Sin embargo, de nuevo Asha había llegado a la conclusión de que la diosa de la prosperidad Lakshmi tampoco la favorecería especialmente ese año. Continuaba sin ser capaz de aproximarse a Neeja. Seguirían siendo enemigas. Y enlazaba nudos en la cuerda que iba cortando en trozos mientras visualizaba en su mente las arrugas en la frente y en la comisura de los labios, la nariz prominente y la barbilla puntiaguda de la odiada vieja, para más tarde dejárselos dispersados cerca de su casa y así mantenerla a raya, mientras Neeja llegaba a idéntica conclusión. Ambas eran igual de tercas. Les venía de familia.
—Abuela, ¿me darás dinero esta vez para comprar fuegos artificiales?

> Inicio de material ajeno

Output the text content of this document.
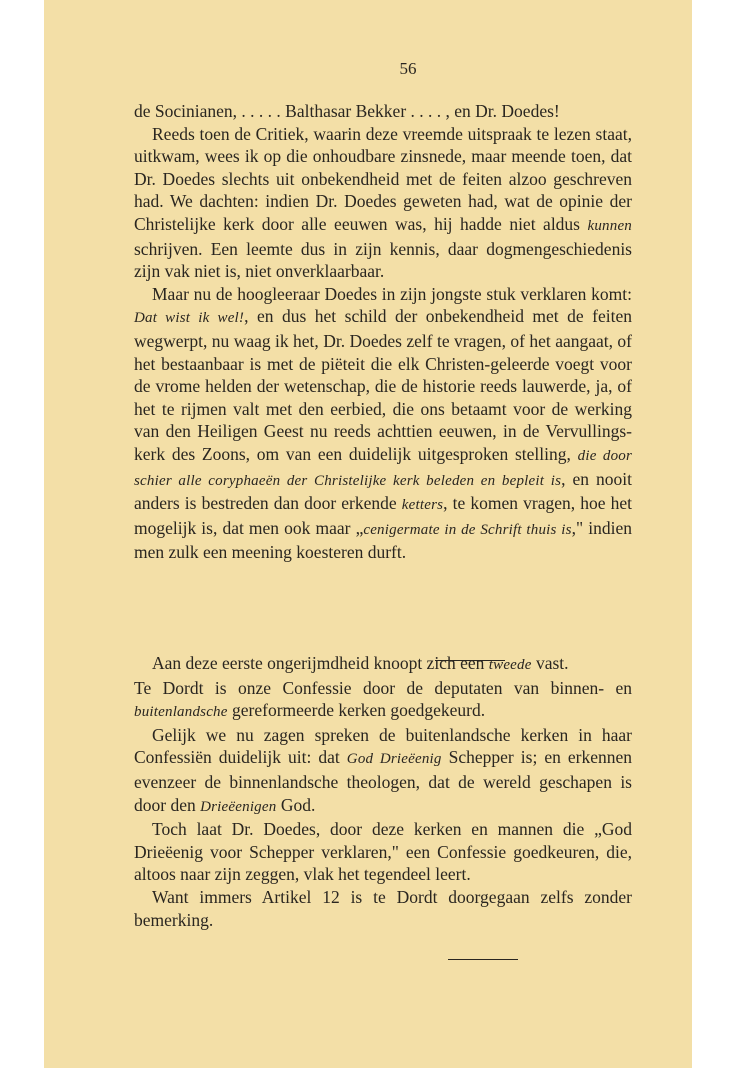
56

de Socinianen, . . . . . Balthasar Bekker . . . . , en Dr. Doedes!

Reeds toen de Critiek, waarin deze vreemde uitspraak te lezen staat, uitkwam, wees ik op die onhoudbare zinsnede, maar meende toen, dat Dr. Doedes slechts uit onbekendheid met de feiten alzoo geschreven had. We dachten: indien Dr. Doedes geweten had, wat de opinie der Christelijke kerk door alle eeuwen was, hij hadde niet aldus kunnen schrijven. Een leemte dus in zijn kennis, daar dogmengeschiedenis zijn vak niet is, niet onverklaarbaar.

Maar nu de hoogleeraar Doedes in zijn jongste stuk verklaren komt: Dat wist ik wel!, en dus het schild der onbekendheid met de feiten wegwerpt, nu waag ik het, Dr. Doedes zelf te vragen, of het aangaat, of het bestaanbaar is met de piëteit die elk Christen-geleerde voegt voor de vrome helden der wetenschap, die de historie reeds lauwerde, ja, of het te rijmen valt met den eerbied, die ons betaamt voor de werking van den Heiligen Geest nu reeds achttien eeuwen, in de Vervullings-kerk des Zoons, om van een duidelijk uitgesproken stelling, die door schier alle coryphaeën der Christelijke kerk beleden en bepleit is, en nooit anders is bestreden dan door erkende ketters, te komen vragen, hoe het mogelijk is, dat men ook maar „cenigermate in de Schrift thuis is," indien men zulk een meening koesteren durft.

Aan deze eerste ongerijmdheid knoopt zich een tweede vast.

Te Dordt is onze Confessie door de deputaten van binnen- en buitenlandsche gereformeerde kerken goedgekeurd.

Gelijk we nu zagen spreken de buitenlandsche kerken in haar Confessiën duidelijk uit: dat God Drieëenig Schepper is; en erkennen evenzeer de binnenlandsche theologen, dat de wereld geschapen is door den Drieëenigen God.

Toch laat Dr. Doedes, door deze kerken en mannen die „God Drieëenig voor Schepper verklaren," een Confessie goedkeuren, die, altoos naar zijn zeggen, vlak het tegendeel leert.

Want immers Artikel 12 is te Dordt doorgegaan zelfs zonder bemerking.
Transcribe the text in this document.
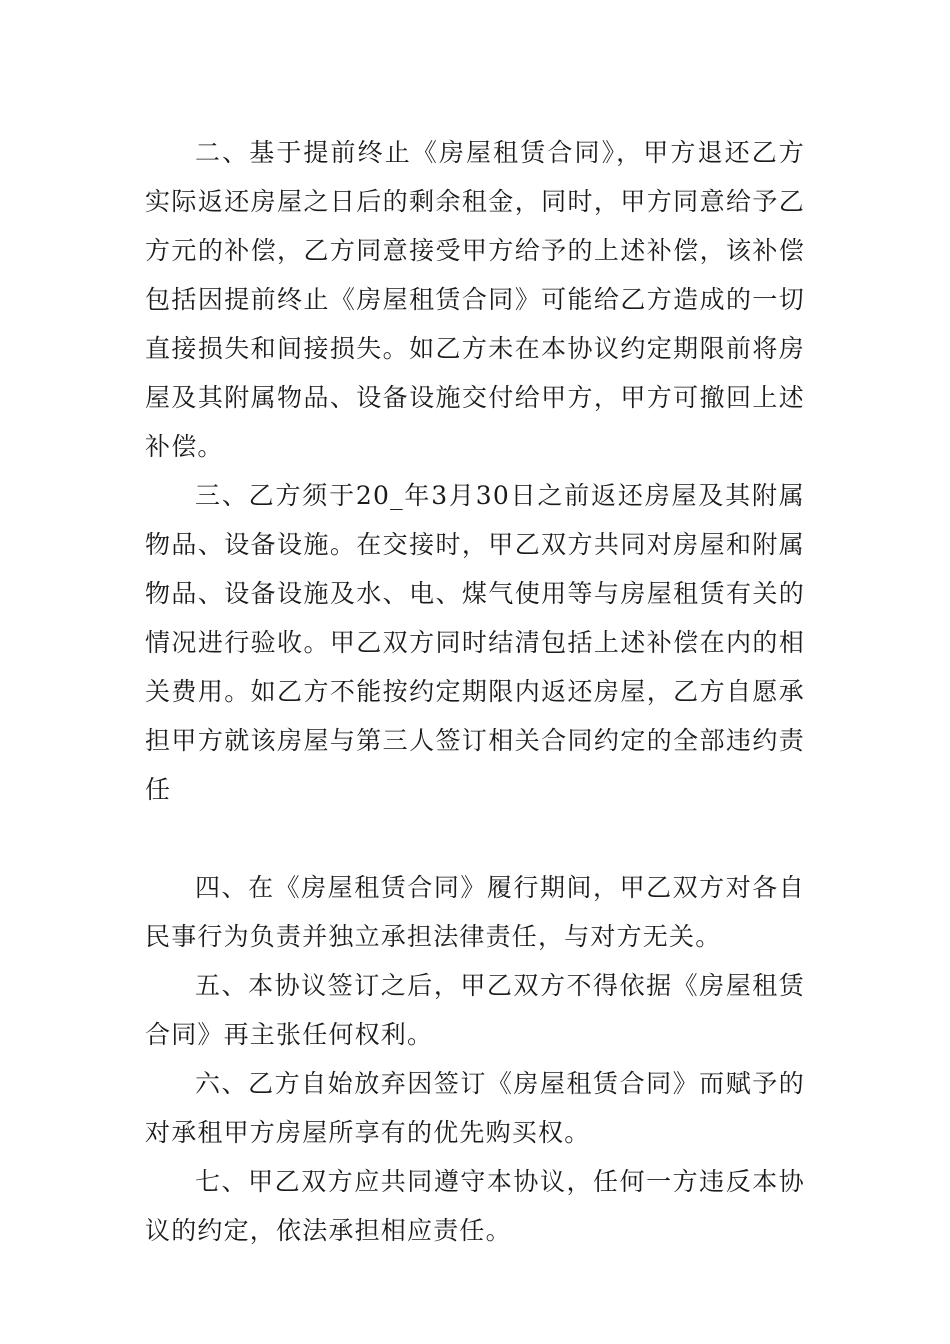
二、基于提前终止《房屋租赁合同》，甲方退还乙方实际返还房屋之日后的剩余租金，同时，甲方同意给予乙方元的补偿，乙方同意接受甲方给予的上述补偿，该补偿包括因提前终止《房屋租赁合同》可能给乙方造成的一切直接损失和间接损失。如乙方未在本协议约定期限前将房屋及其附属物品、设备设施交付给甲方，甲方可撤回上述补偿。

三、乙方须于20_年3月30日之前返还房屋及其附属物品、设备设施。在交接时，甲乙双方共同对房屋和附属物品、设备设施及水、电、煤气使用等与房屋租赁有关的情况进行验收。甲乙双方同时结清包括上述补偿在内的相关费用。如乙方不能按约定期限内返还房屋，乙方自愿承担甲方就该房屋与第三人签订相关合同约定的全部违约责任

四、在《房屋租赁合同》履行期间，甲乙双方对各自民事行为负责并独立承担法律责任，与对方无关。

五、本协议签订之后，甲乙双方不得依据《房屋租赁合同》再主张任何权利。

六、乙方自始放弃因签订《房屋租赁合同》而赋予的对承租甲方房屋所享有的优先购买权。

七、甲乙双方应共同遵守本协议，任何一方违反本协议的约定，依法承担相应责任。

Te prometo que tendré mucho cuidado y no me haré daño.
Asha había empezado a enroscar con mimo el algodón alrededor de varios cordones cortos. Después empapaba las mechas en aceite y las iba colocando en platillos de barro que dejaba alineados cerca de la puerta.
—Hoy prefiero que encendamos juntas las lamparillas, Lila. Llegarán igual de lejos y nuestra felicidad en el tiempo que empieza será para las dos la misma, tan prolongada como el camino que recorran. ¿Me ayudas a adornar el altar? Debemos contentar a Lakshmi. Tampoco esta noche seré capaz de reconocer lo bueno que tiene tu abuela Neeja y la diosa ya debe de estar harta de mí. Pero podremos ponerle flores y ofrecerle incluso algunas rupias. Este año nos ha ido muy bien en el bazar, debemos agradecérselo.
—Pero a mí me gustaría encender fuegos y petardos con los otros niños, abuela. No lo he hecho nunca.
—Debes quedarte, Lila, esta noche es muy especial. Créeme. Tenemos que estrujar el tiempo y prepararnos para la nueva vida. Sobre todo tú, mi pequeña mochuela blanca.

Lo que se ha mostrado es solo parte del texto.